To install the matcher_py package, use pip:

pip install matcher_py

Usage

Python Usage

Refer to the test.ipynb file for Python usage examples.

The msgspec library is used to serialize the matcher configuration. You can also use ormsgpack or other msgpack serialization libraries, but for performance considerations, we recommend msgspec. All types are defined in extension_types.py.

Matcher

Here’s an example of how to use the Matcher:

import msgspec
import numpy as np
from matcher_py import Matcher # type: ignore
from matcher_py.extension_types import MatchTableType, SimpleMatchType, MatchTable

msgpack_encoder = msgspec.msgpack.Encoder()

matcher = Matcher(
    msgpack_encoder.encode(
        {
            "test": [
                MatchTable(
                    table_id=1,
                    match_table_type=MatchTableType.Simple,
                    simple_match_type=SimpleMatchType.MatchFanjian | SimpleMatchType.MatchDeleteNormalize,
                    word_list=["蔔", "你好"],
                    exemption_simple_match_type=SimpleMatchType.MatchFanjian | SimpleMatchType.MatchDeleteNormalize,
                    exemption_word_list=[],
                )
            ]
        }
    )
)

# Perform matching
matcher.is_match(r"卜")
matcher.word_match(r"你,好")
matcher.word_match_as_string("你好")
matcher.batch_word_match_as_string(["你好", "你好", "你真棒"])

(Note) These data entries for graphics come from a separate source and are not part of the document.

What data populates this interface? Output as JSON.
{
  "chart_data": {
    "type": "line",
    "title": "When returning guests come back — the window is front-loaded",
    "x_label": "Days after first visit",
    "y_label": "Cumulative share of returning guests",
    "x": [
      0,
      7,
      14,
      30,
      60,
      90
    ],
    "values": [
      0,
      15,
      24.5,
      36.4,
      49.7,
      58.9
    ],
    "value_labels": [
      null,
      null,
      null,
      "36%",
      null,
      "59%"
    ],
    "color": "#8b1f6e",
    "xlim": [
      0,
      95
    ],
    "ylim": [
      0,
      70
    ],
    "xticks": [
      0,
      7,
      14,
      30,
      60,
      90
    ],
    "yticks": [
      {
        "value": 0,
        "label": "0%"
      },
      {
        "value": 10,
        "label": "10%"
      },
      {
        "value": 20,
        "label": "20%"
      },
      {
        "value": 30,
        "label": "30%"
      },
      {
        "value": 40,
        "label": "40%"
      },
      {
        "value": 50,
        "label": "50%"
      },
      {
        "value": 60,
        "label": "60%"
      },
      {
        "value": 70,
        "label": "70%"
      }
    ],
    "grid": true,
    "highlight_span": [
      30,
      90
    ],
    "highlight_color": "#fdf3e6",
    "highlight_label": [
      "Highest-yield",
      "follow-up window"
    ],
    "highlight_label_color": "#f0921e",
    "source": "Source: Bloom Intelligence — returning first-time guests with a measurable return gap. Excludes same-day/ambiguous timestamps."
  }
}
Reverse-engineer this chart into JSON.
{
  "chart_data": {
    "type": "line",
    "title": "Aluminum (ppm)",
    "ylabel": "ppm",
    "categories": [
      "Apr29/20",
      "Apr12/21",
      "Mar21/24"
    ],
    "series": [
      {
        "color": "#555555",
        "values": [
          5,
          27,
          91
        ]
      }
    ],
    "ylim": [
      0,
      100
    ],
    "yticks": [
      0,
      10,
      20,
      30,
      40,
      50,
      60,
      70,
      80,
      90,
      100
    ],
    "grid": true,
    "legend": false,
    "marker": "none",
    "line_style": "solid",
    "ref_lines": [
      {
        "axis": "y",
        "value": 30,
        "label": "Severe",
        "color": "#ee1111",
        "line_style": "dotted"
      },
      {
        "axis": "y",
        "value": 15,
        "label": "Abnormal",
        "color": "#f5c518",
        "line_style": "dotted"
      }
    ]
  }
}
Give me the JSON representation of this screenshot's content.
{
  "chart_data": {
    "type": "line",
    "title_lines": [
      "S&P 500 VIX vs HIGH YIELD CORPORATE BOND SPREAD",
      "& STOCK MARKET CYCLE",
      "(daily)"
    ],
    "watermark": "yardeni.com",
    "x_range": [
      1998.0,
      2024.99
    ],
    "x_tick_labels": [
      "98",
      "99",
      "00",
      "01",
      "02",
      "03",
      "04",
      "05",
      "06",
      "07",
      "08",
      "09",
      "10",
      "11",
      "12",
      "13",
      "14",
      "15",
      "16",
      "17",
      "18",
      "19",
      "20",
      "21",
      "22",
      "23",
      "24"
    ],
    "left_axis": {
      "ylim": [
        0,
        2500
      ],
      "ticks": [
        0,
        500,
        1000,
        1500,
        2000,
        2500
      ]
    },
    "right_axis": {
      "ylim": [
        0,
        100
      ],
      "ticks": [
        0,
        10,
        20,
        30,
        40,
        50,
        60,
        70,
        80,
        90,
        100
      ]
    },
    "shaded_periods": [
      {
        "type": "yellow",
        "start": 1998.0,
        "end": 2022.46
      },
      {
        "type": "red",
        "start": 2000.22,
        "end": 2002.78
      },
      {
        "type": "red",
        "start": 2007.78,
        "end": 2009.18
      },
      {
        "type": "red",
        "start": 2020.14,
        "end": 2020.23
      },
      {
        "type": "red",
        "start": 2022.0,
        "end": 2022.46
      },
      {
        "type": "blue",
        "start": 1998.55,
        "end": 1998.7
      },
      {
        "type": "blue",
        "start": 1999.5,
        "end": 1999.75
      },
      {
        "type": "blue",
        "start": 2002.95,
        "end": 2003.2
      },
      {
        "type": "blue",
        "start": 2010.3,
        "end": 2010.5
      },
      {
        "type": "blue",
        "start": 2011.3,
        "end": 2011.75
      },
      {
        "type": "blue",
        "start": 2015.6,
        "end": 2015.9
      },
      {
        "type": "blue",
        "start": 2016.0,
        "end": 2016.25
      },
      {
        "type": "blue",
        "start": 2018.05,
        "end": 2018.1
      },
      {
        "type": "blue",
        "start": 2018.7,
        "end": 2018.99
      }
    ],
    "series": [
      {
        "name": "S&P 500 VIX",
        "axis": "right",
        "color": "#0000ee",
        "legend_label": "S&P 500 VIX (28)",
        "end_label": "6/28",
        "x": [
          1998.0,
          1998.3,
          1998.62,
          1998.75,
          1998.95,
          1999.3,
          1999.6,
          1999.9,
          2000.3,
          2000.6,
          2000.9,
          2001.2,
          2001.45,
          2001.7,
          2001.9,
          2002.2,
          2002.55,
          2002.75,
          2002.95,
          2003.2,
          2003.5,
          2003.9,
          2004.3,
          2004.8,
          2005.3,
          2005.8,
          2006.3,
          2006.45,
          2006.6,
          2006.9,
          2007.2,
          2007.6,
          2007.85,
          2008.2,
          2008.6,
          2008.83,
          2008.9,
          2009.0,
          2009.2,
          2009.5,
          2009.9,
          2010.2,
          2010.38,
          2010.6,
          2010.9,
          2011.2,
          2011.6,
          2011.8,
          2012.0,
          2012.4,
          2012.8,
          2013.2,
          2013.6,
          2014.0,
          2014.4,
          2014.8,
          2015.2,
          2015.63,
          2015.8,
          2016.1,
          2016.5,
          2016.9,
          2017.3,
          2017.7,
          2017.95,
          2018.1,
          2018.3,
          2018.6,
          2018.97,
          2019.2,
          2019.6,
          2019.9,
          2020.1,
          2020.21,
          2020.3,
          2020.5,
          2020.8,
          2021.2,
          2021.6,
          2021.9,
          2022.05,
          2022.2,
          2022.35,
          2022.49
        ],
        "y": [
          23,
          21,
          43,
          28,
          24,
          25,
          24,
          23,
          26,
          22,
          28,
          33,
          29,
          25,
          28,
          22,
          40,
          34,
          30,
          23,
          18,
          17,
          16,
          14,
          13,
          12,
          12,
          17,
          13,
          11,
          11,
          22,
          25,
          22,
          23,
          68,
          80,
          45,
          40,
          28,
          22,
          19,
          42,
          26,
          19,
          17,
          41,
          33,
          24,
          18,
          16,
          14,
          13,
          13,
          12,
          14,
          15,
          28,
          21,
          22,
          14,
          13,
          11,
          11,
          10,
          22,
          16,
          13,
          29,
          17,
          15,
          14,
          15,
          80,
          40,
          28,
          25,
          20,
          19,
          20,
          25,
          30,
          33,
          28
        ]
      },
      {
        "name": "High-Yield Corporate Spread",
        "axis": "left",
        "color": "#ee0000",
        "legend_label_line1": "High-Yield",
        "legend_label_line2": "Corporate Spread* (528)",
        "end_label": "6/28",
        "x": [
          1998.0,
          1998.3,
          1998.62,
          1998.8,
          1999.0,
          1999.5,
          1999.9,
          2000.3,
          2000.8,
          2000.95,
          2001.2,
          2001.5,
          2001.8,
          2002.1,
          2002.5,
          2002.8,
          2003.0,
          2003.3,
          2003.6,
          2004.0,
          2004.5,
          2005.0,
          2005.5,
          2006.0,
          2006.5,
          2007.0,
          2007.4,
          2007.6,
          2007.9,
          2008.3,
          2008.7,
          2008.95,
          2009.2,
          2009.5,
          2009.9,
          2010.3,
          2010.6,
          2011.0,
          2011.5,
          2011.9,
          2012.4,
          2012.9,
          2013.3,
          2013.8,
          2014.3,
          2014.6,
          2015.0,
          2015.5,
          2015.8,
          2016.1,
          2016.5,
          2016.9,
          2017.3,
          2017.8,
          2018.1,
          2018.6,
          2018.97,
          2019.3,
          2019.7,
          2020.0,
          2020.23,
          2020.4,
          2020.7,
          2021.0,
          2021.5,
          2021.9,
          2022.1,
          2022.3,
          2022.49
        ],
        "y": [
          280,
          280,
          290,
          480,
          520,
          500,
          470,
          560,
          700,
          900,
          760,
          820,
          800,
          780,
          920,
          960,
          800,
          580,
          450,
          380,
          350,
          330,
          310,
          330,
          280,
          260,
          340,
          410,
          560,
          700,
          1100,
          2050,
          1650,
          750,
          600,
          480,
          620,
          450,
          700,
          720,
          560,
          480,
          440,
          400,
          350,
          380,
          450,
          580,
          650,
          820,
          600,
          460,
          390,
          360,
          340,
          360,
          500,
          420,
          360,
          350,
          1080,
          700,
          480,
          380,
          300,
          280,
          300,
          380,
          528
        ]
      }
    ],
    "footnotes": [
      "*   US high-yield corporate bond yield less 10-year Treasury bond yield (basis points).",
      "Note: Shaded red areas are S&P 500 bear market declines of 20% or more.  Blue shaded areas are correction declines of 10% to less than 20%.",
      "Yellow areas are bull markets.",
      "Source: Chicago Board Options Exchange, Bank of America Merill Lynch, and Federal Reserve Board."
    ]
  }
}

# Numpy integration for batch processing
text_array = np.array(
    [
        "Laborum eiusmod anim aliqua non veniam laboris officia dolor. Adipisicing sit est irure Lorem duis adipisicing exercitation. Cillum excepteur non anim ipsum eiusmod deserunt veniam. Nulla veniam sunt sint ad velit occaecat in deserunt nulla nisi excepteur. Cillum veniam Lorem aute eu. Nisi voluptate laboris quis sint pariatur ullamco minim pariatur officia non anim nisi nulla ipsum ad. Veniam pariatur ut occaecat ut veniam velit aliquip commodo culpa elit eu eiusmod."
    ]
    * 10000,
    dtype=np.dtype("object")
)
matcher.numpy_word_match_as_string(text_array)
matcher.numpy_word_match_as_string(text_array, inplace=True)
print(text_array)

Simple Matcher

Here’s an example of how to use the SimpleMatcher:

import msgspec
import numpy as np
from matcher_py import SimpleMatcher # type: ignore
from matcher_py.extension_types import SimpleMatchType

msgpack_encoder = msgspec.msgpack.Encoder()

simple_matcher = SimpleMatcher(
    msgpack_encoder.encode(
        {
            SimpleMatchType.MatchFanjian | SimpleMatchType.MatchDeleteNormalize: {
                1: "无,法,无,天",
                2: "xxx",
                3: "你好",
                6: r"It's /\/\y duty",
                4: "xxx,yyy",
            },
            SimpleMatchType.MatchFanjian: {
                4: "xxx,yyy",
            },
            SimpleMatchType.MatchNone: {
                5: "xxxxx,xxxxyyyyxxxxx",
            },
        }
    )
)

# Perform matching
simple_matcher.is_match("xxx")
simple_matcher.simple_process(r"It's /\/\y duty")
simple_matcher.batch_simple_process([r"It's /\/\y duty", "你好", "xxxxxxx"])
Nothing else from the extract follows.